En effet aussitôt à mon poste d'observation le menuisier pénétrait dans la rue Malbec par le chemin de Bègles.
Quelques jours après, l'Esprit, que la somnambule appelait son bon papa, nous prévint que Marie courait un grand danger. Son prétendu se voyant éconduit à cause de la flétrissure qui frappait sa famille et dont il avait eu confirmation par lettre, avait résolu de se venger. Animé des plus mauvais desseins, il avait coupé sa barbe pour se rendre méconnaissable et après avoir caché un long couteau sous sa blouse, il avait pris le chemin de la maison, avec l'intention bien arrêtée, disait l'Esprit, de frapper Marie. En nous donnant ces avis, par la voix même de la somnam­bule, l'ami mystérieux ajoutait : 
- Ne laissez pas sortir cette fille de la journée. Je vous débarrasserai bientôt de cet homme dangereux en faisant naître dans son esprit le désir d'un voyage  d'où il ne reviendra pas.

Deux ou trois jours après, Marie apprenait que l'individu était parti pour l'Algérie.
Nous avons vu une première fois par la substitution de l'Esprit aux facultés de la somnambule combien notre libre arbitre est subordonné aux influences occultes. Et si on objectait que, dans ce cas, les influences magnétiques ont facilité cette substitution, il nous resterait l'exemple autrement décisif du menuisier dont le libre arbitre a été absolument subjugué avec préméditation, ainsi qu'il résulte de la déclaration de l'esprit qui fait naître le désir d'un voyage d'où l'individu ne reviendra pas.
Au fur et à mesure que tous ces faits étranges se succédaient, notre esprit à tous subissait de plus en plus une influence à laquelle il était impossible de se soustraire, je dirai même à laquelle on était heureux d'obéir. Comment repousser des avis, des conseils toujours profondément honnêtes et auxquels le nom de Dieu était constamment associé ?
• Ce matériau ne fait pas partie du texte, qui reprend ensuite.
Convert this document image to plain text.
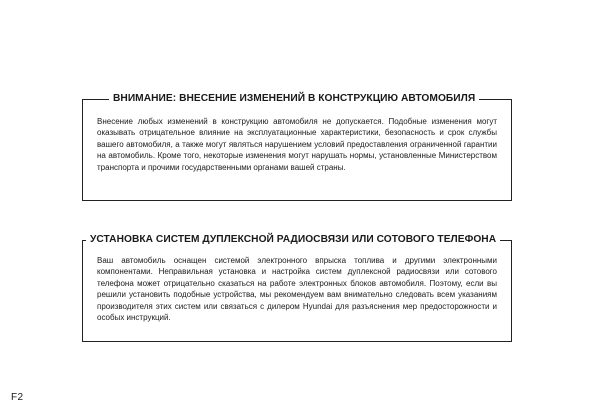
ВНИМАНИЕ: ВНЕСЕНИЕ ИЗМЕНЕНИЙ В КОНСТРУКЦИЮ АВТОМОБИЛЯ
Внесение любых изменений в конструкцию автомобиля не допускается. Подобные изменения могут оказывать отрицательное влияние на эксплуатационные характеристики, безопасность и срок службы вашего автомобиля, а также могут являться нарушением условий предоставления ограниченной гарантии на автомобиль. Кроме того, некоторые изменения могут нарушать нормы, установленные Министерством транспорта и прочими государственными органами вашей страны.
УСТАНОВКА СИСТЕМ ДУПЛЕКСНОЙ РАДИОСВЯЗИ ИЛИ СОТОВОГО ТЕЛЕФОНА
Ваш автомобиль оснащен системой электронного впрыска топлива и другими электронными компонентами. Неправильная установка и настройка систем дуплексной радиосвязи или сотового телефона может отрицательно сказаться на работе электронных блоков автомобиля. Поэтому, если вы решили установить подобные устройства, мы рекомендуем вам внимательно следовать всем указаниям производителя этих систем или связаться с дилером Hyundai для разъяснения мер предосторожности и особых инструкций.
F2
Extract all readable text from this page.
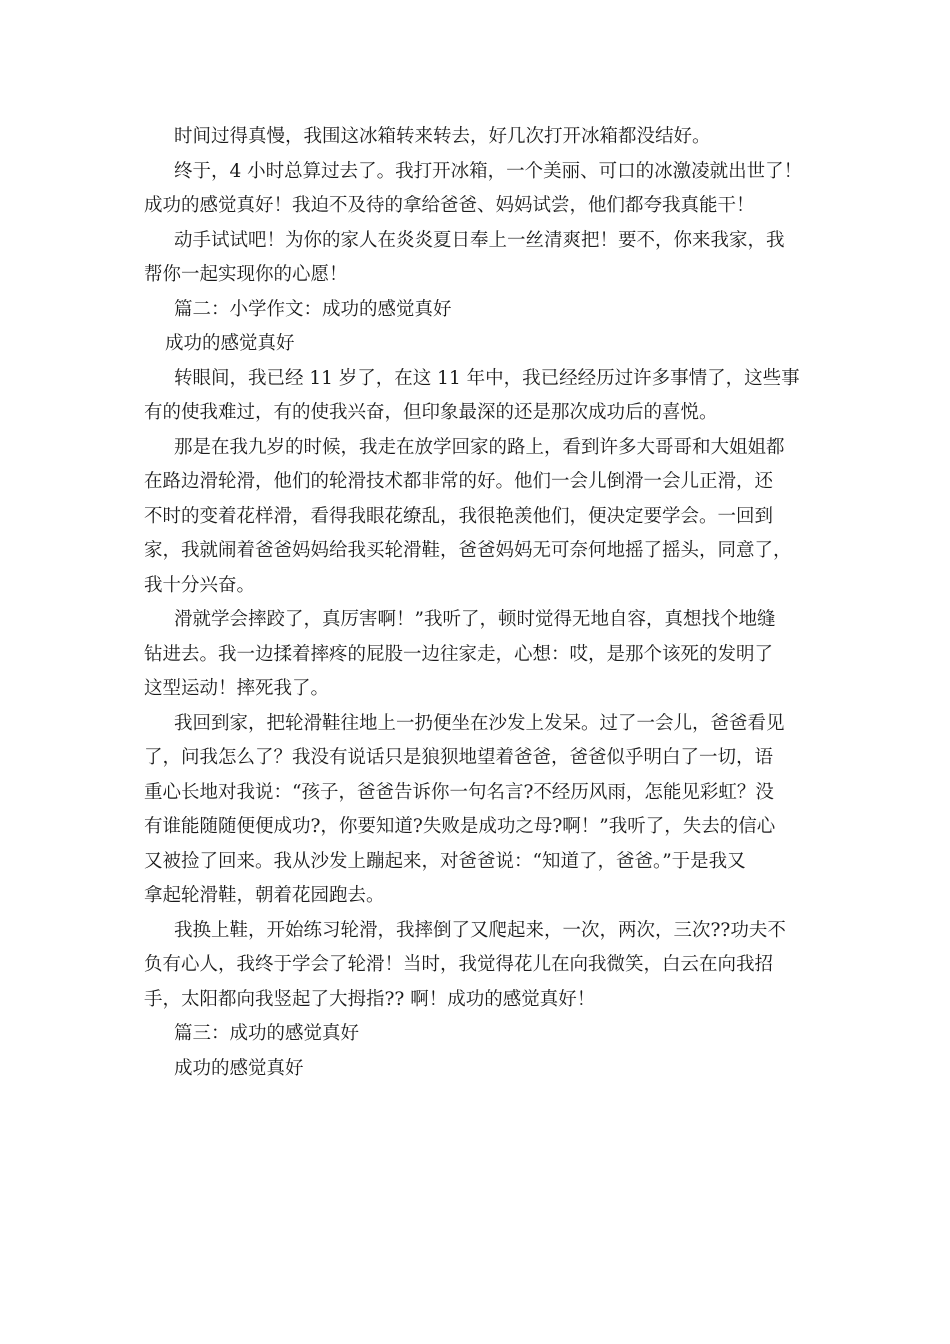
时间过得真慢，我围这冰箱转来转去，好几次打开冰箱都没结好。
终于，4 小时总算过去了。我打开冰箱，一个美丽、可口的冰激凌就出世了！
成功的感觉真好！我迫不及待的拿给爸爸、妈妈试尝，他们都夸我真能干！
动手试试吧！为你的家人在炎炎夏日奉上一丝清爽把！要不，你来我家，我
帮你一起实现你的心愿！
篇二：小学作文：成功的感觉真好
成功的感觉真好
转眼间，我已经 11 岁了，在这 11 年中，我已经经历过许多事情了，这些事
有的使我难过，有的使我兴奋，但印象最深的还是那次成功后的喜悦。
那是在我九岁的时候，我走在放学回家的路上，看到许多大哥哥和大姐姐都
在路边滑轮滑，他们的轮滑技术都非常的好。他们一会儿倒滑一会儿正滑，还
不时的变着花样滑，看得我眼花缭乱，我很艳羡他们，便决定要学会。一回到
家，我就闹着爸爸妈妈给我买轮滑鞋，爸爸妈妈无可奈何地摇了摇头，同意了，
我十分兴奋。
滑就学会摔跤了，真厉害啊！”我听了，顿时觉得无地自容，真想找个地缝
钻进去。我一边揉着摔疼的屁股一边往家走，心想：哎，是那个该死的发明了
这型运动！摔死我了。
我回到家，把轮滑鞋往地上一扔便坐在沙发上发呆。过了一会儿，爸爸看见
了，问我怎么了？我没有说话只是狼狈地望着爸爸，爸爸似乎明白了一切，语
重心长地对我说：“孩子，爸爸告诉你一句名言?不经历风雨，怎能见彩虹？没
有谁能随随便便成功?，你要知道?失败是成功之母?啊！”我听了，失去的信心
又被捡了回来。我从沙发上蹦起来，对爸爸说：“知道了，爸爸。”于是我又
拿起轮滑鞋，朝着花园跑去。
我换上鞋，开始练习轮滑，我摔倒了又爬起来，一次，两次，三次??功夫不
负有心人，我终于学会了轮滑！当时，我觉得花儿在向我微笑，白云在向我招
手，太阳都向我竖起了大拇指?? 啊！成功的感觉真好！
篇三：成功的感觉真好
成功的感觉真好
Après la somnambule, Mme V... était celle qui, de nous tous, ressentait le plus fortement les effets de cette atmosphère mystique. Pour ma part, je m'étais borné d'abord à observer les phénomènes et à ne les accepter que comme étude mais de surprises en surprises j'arrivai, plein d'admiration, à une soumission aveugle. Et cependant nous n'étions qu'au début de ces manifestations féeriques.
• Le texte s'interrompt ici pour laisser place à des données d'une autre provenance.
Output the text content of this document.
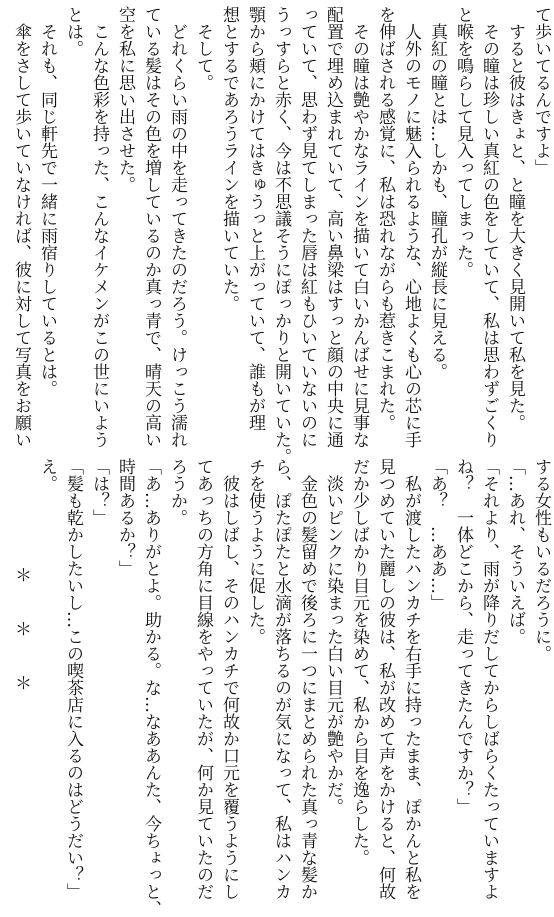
て歩いてるんですよ」
　すると彼はきょと、と瞳を大きく見開いて私を見た。
　その瞳は珍しい真紅の色をしていて、私は思わずごくり
と喉を鳴らして見入ってしまった。
　真紅の瞳とは…しかも、瞳孔が縦長に見える。
　人外のモノに魅入られるような、心地よくも心の芯に手
を伸ばされる感覚に、私は恐れながらも惹きこまれた。
　その瞳は艶やかなラインを描いて白いかんばせに見事な
配置で埋め込まれていて、高い鼻梁はすっと顔の中央に通
っていて、思わず見てしまった唇は紅もひいていないのに
うっすらと赤く、今は不思議そうにぽっかりと開いていた。
顎から頬にかけてはきゅうっと上がっていて、誰もが理
想とするであろうラインを描いていた。
　そして。
　どれくらい雨の中を走ってきたのだろう。けっこう濡れ
ている髪はその色を増しているのか真っ青で、晴天の高い
空を私に思い出させた。
　こんな色彩を持った、こんなイケメンがこの世にいよう
とは。
　それも、同じ軒先で一緒に雨宿りしているとは。
　傘をさして歩いていなければ、彼に対して写真をお願い
する女性もいるだろうに。
「…あれ、そういえば。
「それより、雨が降りだしてからしばらくたっていますよ
ね？　一体どこから、走ってきたんですか？」
「あ？　…ああ…」
　私が渡したハンカチを右手に持ったまま、ぽかんと私を
見つめていた麗しの彼は、私が改めて声をかけると、何故
だか少しばかり目元を染めて、私から目を逸らした。
　淡いピンクに染まった白い目元が艶やかだ。
　金色の髪留めで後ろに一つにまとめられた真っ青な髪か
ら、ぽたぽたと水滴が落ちるのが気になって、私はハンカ
チを使うように促した。
　彼はしばし、そのハンカチで何故か口元を覆うようにし
てあっちの方角に目線をやっていたが、何か見ていたのだ
ろうか。
「あ…ありがとよ。助かる。な…なああんた、今ちょっと、
時間あるか？」
「は？」
「髪も乾かしたいし…この喫茶店に入るのはどうだい？」
え。
　　　　＊　＊　＊
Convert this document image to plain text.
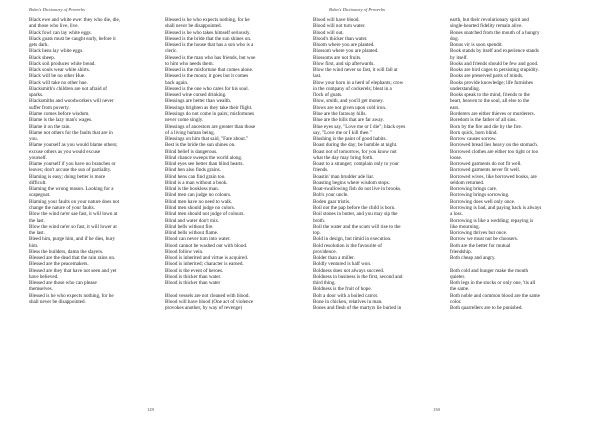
Bohn's Dictionary of Proverbs

Black ewe and white ewe: they who die, die,
and those who live, live.

Black fowl can lay white eggs.

Black goats must be caught early, before it
gets dark.

Black hens lay white eggs.

Black sheep.

Black soil produces white bread.

Black souls wear white shirts.

Black will be no other Hue.

Black will take no other hue.

Blacksmith's children are not afraid of
sparks.

Blacksmiths and woodworkers will never
suffer from poverty.

Blame comes before wisdom.

Blame is the lazy man's wages.

Blame it on the rain.

Blame not others for the faults that are in
you.

Blame yourself as you would blame others;
excuse others as you would excuse
yourself.

Blame yourself if you have no branches or
leaves; don't accuse the sun of partiality.

Blaming is easy; doing better is more
difficult.

Blaming the wrong reason. Looking for a
scapegoat.

Blaming your faults on your nature does not
change the nature of your faults.

Blow the wind ne'er sae fast, it will lown at
the last.

Blow the wind ne'er so fast, it will lower at
the last.

Bleed him, purge him, and if he dies, bury
him.

Bless the builders, damn the slayers.

Blessed are the dead that the rain rains on.

Blessed are the peacemakers.

Blessed are they that have not seen and yet
have believed.

Blessed are those who can please
themselves.

Blessed is he who expects nothing, for he
shall never be disappointed.

Blessed is he who expects nothing, for he
shall never be disappointed.

Blessed is he who takes himself seriously.

Blessed is the bride that the sun shines on.

Blessed is the house that has a son who is a
cleric.

Blessed is the man who has friends, but woe
to him who needs them.

Blessed is the misfortune that comes alone.

Blessed is the moon; it goes but it comes
back again.

Blessed is the one who cares for his soul.

Blessed wine cursed drinking.

Blessings are better than wealth.

Blessings brighten as they take their flight.

Blessings do not come in pairs; misfortunes
never come singly.

Blessings of ancestors are greater than those
of a living human being.

Blessings on him that said, "Fare about."

Best is the bride the sun shines on.

Blind belief is dangerous.

Blind chance sweeps the world along.

Blind eyes see better than blind hearts.

Blind hen also finds grains.

Blind hens can find grain too.

Blind is a man without a book.

Blind is the bookless man.

Blind men can judge no colours.

Blind men have no need to walk.

Blind men should judge no colors.

Blind men should not judge of colours.

Blind and water don't mix.

Blind bells without fire.

Blind bells without flame.

Blood can never turn into water.

Blood cannot be washed out with blood.

Blood follow vein.

Blood is inherited and virtue is acquired.

Blood is inherited; character is earned.

Blood is the event of heroes.

Blood is thicker than water.

Blood is thicker than water

Blood vessels are not cleaned with blood.

Blood will have blood (One act of violence
provokes another, by way of revenge)

129
Bohn's Dictionary of Proverbs

Blood will have blood.

Blood will not turn water.

Blood will out.

Blood's thicker than water.

Bloom where you are planted.

Blossom where you are planted.

Blossoms are not fruits.

Blow first, and sip afterwards.

Blow the wind never so fast, it will fall at
last.

Blow your horn in a herd of elephants; crow
in the company of cockerels; bleat in a
flock of goats.

Blow, smith, and you'll get money.

Blows are not given upon cold iron.

Blue are the faraway hills.

Blue are the hills that are far away.

Blue eyes say, "Love me or I die"; black eyes
say, "Love me or I kill thee."

Blushing is the paint of good habits.

Boast during the day; be humble at night.

Boast not of tomorrow, for you know not
what the day may bring forth.

Boast to a stranger; complain only to your
friends.

Boastin' man brudder ade liar.

Boasting begins where wisdom stops.

Boat-swallowing fish do not live in brooks.

Bob's your uncle.

Boden gaar tristis.

Boil not the pap before the child is born.

Boil stones in butter, and you may sip the
broth.

Boil the water and the scum will rise to the
top.

Bold in design, but timid in execution.

Bold resolution is the favourite of
providence.

Bolder than a miller.

Boldly ventured is half won.

Boldness does not always succeed.

Boldness in business is the first, second and
third thing.

Boldness is the fruit of hope.

Bolt a door with a boiled carrot.

Bone in chicken, relatives in man.

Bones and flesh of the martyrs lie buried in

earth, but their revolutionary spirit and
single-hearted fidelity remain alive.

Bones snatched from the mouth of a hungry
dog.

Bonus vir is soon spendit.

Book stands by itself and experience stands
by itself.

Books and friends should be few and good.

Books are bird cages to persisting stupidity.

Books are preserved parts of minds.

Books provide knowledge; life furnishes
understanding.

Books speak to the mind, friends to the
heart, heaven to the soul, all else to the
ears.

Borderers are either thieves or murderers.

Boredom is the father of all sins.

Born by the fire and die by the fire.

Born quick, born blind.

Borrow causes sorrow.

Borrowed bread lies heavy on the stomach.

Borrowed clothes are either too tight or too
loose.

Borrowed garments do not fit well.

Borrowed garments never fit well.

Borrowed wives, like borrowed books, are
seldom returned.

Borrowing brings care.

Borrowing brings sorrowing.

Borrowing does well only once.

Borrowing is bad, and paying back is always
a loss.

Borrowing is like a wedding; repaying is
like mourning.

Borrowing thrives but once.

Borrow we must not be choosers.

Both are the better for mutual
friendship.

Both cheap and angry.

Both cold and hunger make the mouth
quieter.

Both legs in the stocks or only one, 'tis all
the same.

Both noble and common blood are the same
color.

Both quarrellers are to be punished.

130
Si pendant le repas, nous désirions un objet quelconque du service, la bonne (Marie) nous l'apportait avant même de le demander. Une voix qu'elle croyait tantôt la mienne, tantôt celle de Madame lui avait déjà transmis notre désir avant qu'il fût exprimé. C'était une communication parfaite de la pensée, sans l'intervention de la parole. Si le travail de la bonne (de la somnambule) laissait à désirer ; celui qui surveillait assidûment la maison, l'en punissait immédiatement en lui enlevant avec une dextérité incroyable le foulard qui la coiffait. Et s'il arrivait à cette fille de s'écarter vis-à-vis de nous des règles de la plus stricte politesse, elle était immédiatement rappelée à l'ordre de la même manière et sans tenir compte du milieu où elle se trouvait. J'ai vu souvent son foulard jeté à terre, pour lui rappeler qu'elle devait nous laisser monter avant elle en voiture ou en omnibus.
J'ai eu aussi l'occasion de voir une manifestation bien surprenante par la facilité de déplacer un meuble d'un poids relativement considérable.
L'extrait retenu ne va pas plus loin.